Although I had always loved books, I had not grown up dreaming of going to university. I never saw myself as an academic not least because I didn’t really know what an academic was! Nobody in my family had gone to university. I would not even have applied had one of my teachers not encouraged me. I simply wanted to be a teacher and I knew I could do that by going to what in those days was called a ‘Teachers’ Training College’.
For the first few months, I found the university world overwhelming and entirely intimidating. But it piqued my ever-present curiosity! From the beginning, I was fascinated by the seriousness with which academics explored ideas. It was a seriousness that I had seen previously but only in people expressing religious commitment. I could not dismiss the vital significance of the questions my teachers were asking. As I settled in, my curiosity developed into a new relish for the mental gymnastics required to see different views of the world from mine.

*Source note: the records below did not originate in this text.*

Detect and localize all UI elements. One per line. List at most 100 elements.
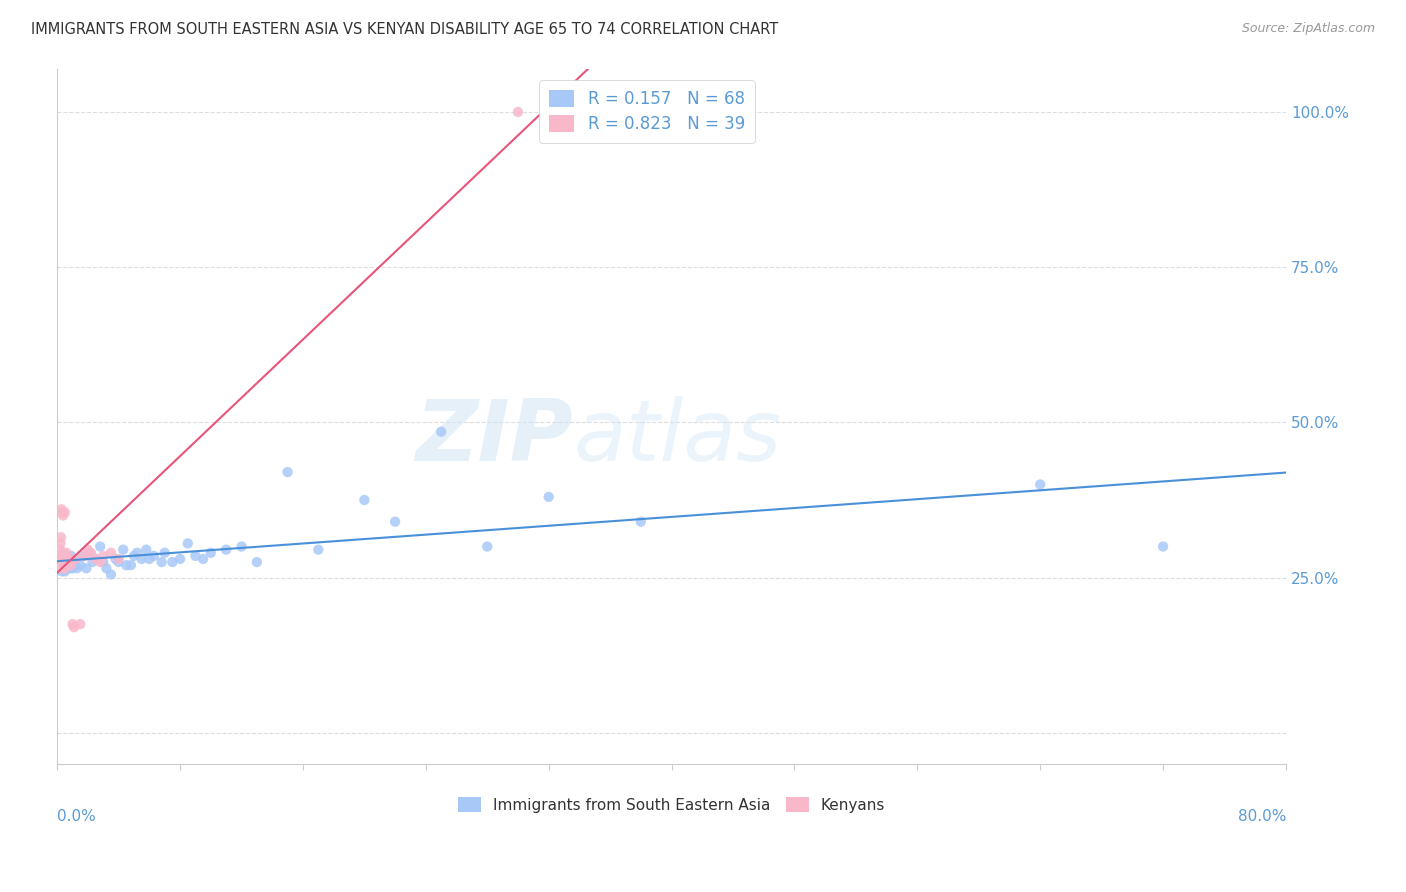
Text: ZIP: ZIP bbox=[416, 395, 574, 478]
Point bbox=[53, 565, 76, 579]
Point bbox=[51, 552, 73, 566]
Point bbox=[52, 546, 75, 560]
Point bbox=[1029, 477, 1052, 491]
Point bbox=[51, 565, 73, 579]
Point bbox=[55, 561, 77, 575]
Point bbox=[53, 561, 76, 575]
Point bbox=[52, 561, 75, 575]
Point bbox=[53, 549, 76, 563]
Point bbox=[107, 555, 129, 569]
Point bbox=[150, 555, 173, 569]
Point bbox=[75, 561, 97, 575]
Point bbox=[53, 555, 76, 569]
Point bbox=[89, 555, 111, 569]
Point bbox=[65, 552, 87, 566]
Point bbox=[77, 542, 100, 557]
Point bbox=[60, 558, 83, 573]
Point bbox=[55, 546, 77, 560]
Point bbox=[162, 555, 184, 569]
Point bbox=[69, 558, 91, 573]
Point bbox=[430, 425, 453, 439]
Point bbox=[56, 555, 79, 569]
Point bbox=[56, 552, 79, 566]
Point bbox=[55, 552, 77, 566]
Point bbox=[49, 542, 72, 557]
Point bbox=[59, 558, 82, 573]
Point bbox=[62, 617, 84, 632]
Point bbox=[66, 561, 89, 575]
Point bbox=[48, 555, 70, 569]
Point bbox=[142, 549, 165, 563]
Point bbox=[80, 546, 103, 560]
Point bbox=[60, 558, 83, 573]
Point bbox=[55, 558, 77, 573]
Point bbox=[60, 549, 83, 563]
Point bbox=[91, 549, 114, 563]
Point bbox=[58, 555, 80, 569]
Point bbox=[477, 540, 499, 554]
Point bbox=[122, 549, 145, 563]
Point bbox=[100, 546, 122, 560]
Text: 0.0%: 0.0% bbox=[58, 809, 96, 824]
Point bbox=[72, 549, 94, 563]
Point bbox=[353, 493, 375, 508]
Point bbox=[49, 530, 72, 544]
Point bbox=[215, 542, 238, 557]
Point bbox=[153, 546, 176, 560]
Legend: Immigrants from South Eastern Asia, Kenyans: Immigrants from South Eastern Asia, Keny… bbox=[451, 790, 891, 819]
Point bbox=[55, 552, 77, 566]
Text: IMMIGRANTS FROM SOUTH EASTERN ASIA VS KENYAN DISABILITY AGE 65 TO 74 CORRELATION: IMMIGRANTS FROM SOUTH EASTERN ASIA VS KE… bbox=[31, 22, 778, 37]
Point bbox=[307, 542, 329, 557]
Point bbox=[56, 552, 79, 566]
Point bbox=[58, 558, 80, 573]
Text: atlas: atlas bbox=[574, 395, 782, 478]
Point bbox=[79, 546, 101, 560]
Point bbox=[49, 555, 72, 569]
Point bbox=[48, 552, 70, 566]
Point bbox=[125, 546, 148, 560]
Point bbox=[184, 549, 207, 563]
Point bbox=[96, 561, 118, 575]
Point bbox=[169, 552, 191, 566]
Point bbox=[177, 536, 200, 550]
Point bbox=[51, 561, 73, 575]
Point bbox=[56, 558, 79, 573]
Point bbox=[52, 555, 75, 569]
Point bbox=[91, 555, 114, 569]
Point bbox=[53, 505, 76, 519]
Point bbox=[51, 505, 73, 519]
Point bbox=[131, 552, 153, 566]
Point bbox=[537, 490, 560, 504]
Point bbox=[73, 549, 96, 563]
Point bbox=[84, 552, 107, 566]
Point bbox=[58, 561, 80, 575]
Point bbox=[112, 542, 135, 557]
Point bbox=[120, 558, 142, 573]
Point bbox=[277, 465, 299, 479]
Point bbox=[48, 552, 70, 566]
Point bbox=[138, 552, 160, 566]
Point bbox=[506, 105, 529, 120]
Point bbox=[82, 555, 104, 569]
Point bbox=[100, 567, 122, 582]
Point bbox=[63, 555, 86, 569]
Point bbox=[53, 555, 76, 569]
Point bbox=[65, 552, 87, 566]
Point bbox=[200, 546, 222, 560]
Point bbox=[630, 515, 652, 529]
Point bbox=[51, 555, 73, 569]
Point bbox=[115, 558, 138, 573]
Point bbox=[58, 555, 80, 569]
Point bbox=[384, 515, 406, 529]
Point bbox=[51, 558, 73, 573]
Text: Source: ZipAtlas.com: Source: ZipAtlas.com bbox=[1241, 22, 1375, 36]
Point bbox=[246, 555, 269, 569]
Point bbox=[1152, 540, 1174, 554]
Point bbox=[191, 552, 214, 566]
Point bbox=[52, 561, 75, 575]
Point bbox=[107, 552, 129, 566]
Point bbox=[51, 502, 73, 516]
Point bbox=[49, 549, 72, 563]
Text: 80.0%: 80.0% bbox=[1237, 809, 1286, 824]
Point bbox=[89, 540, 111, 554]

I began to recognise the inward-looking and often self-congratulatory attitude of some of the Christian approaches I had been used to. I had always asked questions. Now I recognised that if I was to be a believer who knew not only what she believed but why she believed it, I needed to stay with my questions. I clearly had quite a lot of thinking to do. If I was going to worship the God who sent a Spirit to ‘lead us into all truth’, I needed to recognise that ‘truth’ was a great deal bigger than I had hitherto understood. And the quest was, in so many ways, far more serious than I had recognised.
The value of university struck me again this week as I undertook a 7-day Facebook challenge. Another close friend nominated me to choose seven of my favourite books and post their covers online. There was far too much agonizing involved! In the end, I opted for ‘literary’ choices rather than broadening the pool of choice to include biographies and dramas and religious and spiritual and psychological books. I could easily have chosen seven in all of those categories.
But as I ‘agonized’, it seemed that the choice between ‘secular and religious’ became more and more artificial. The poems of one of my chosen authors, Emily Dickinson, are choc-a-block with spiritual questions and insights. And all the novels in the Gilead trilogy by Marilynne Robinson my final ‘favourite’ have given me enormous insight into the workings of faith. Lila, the third in the series, challenged me to think about the nature of grace in ways that had never struck me before.
Once again I recognised what I began to learn so many years ago as an undergraduate. All truth is God’s truth. And ‘the truth as it is in Jesus’ may be rooted in the Bible but it can be heard and touched in so many different ways.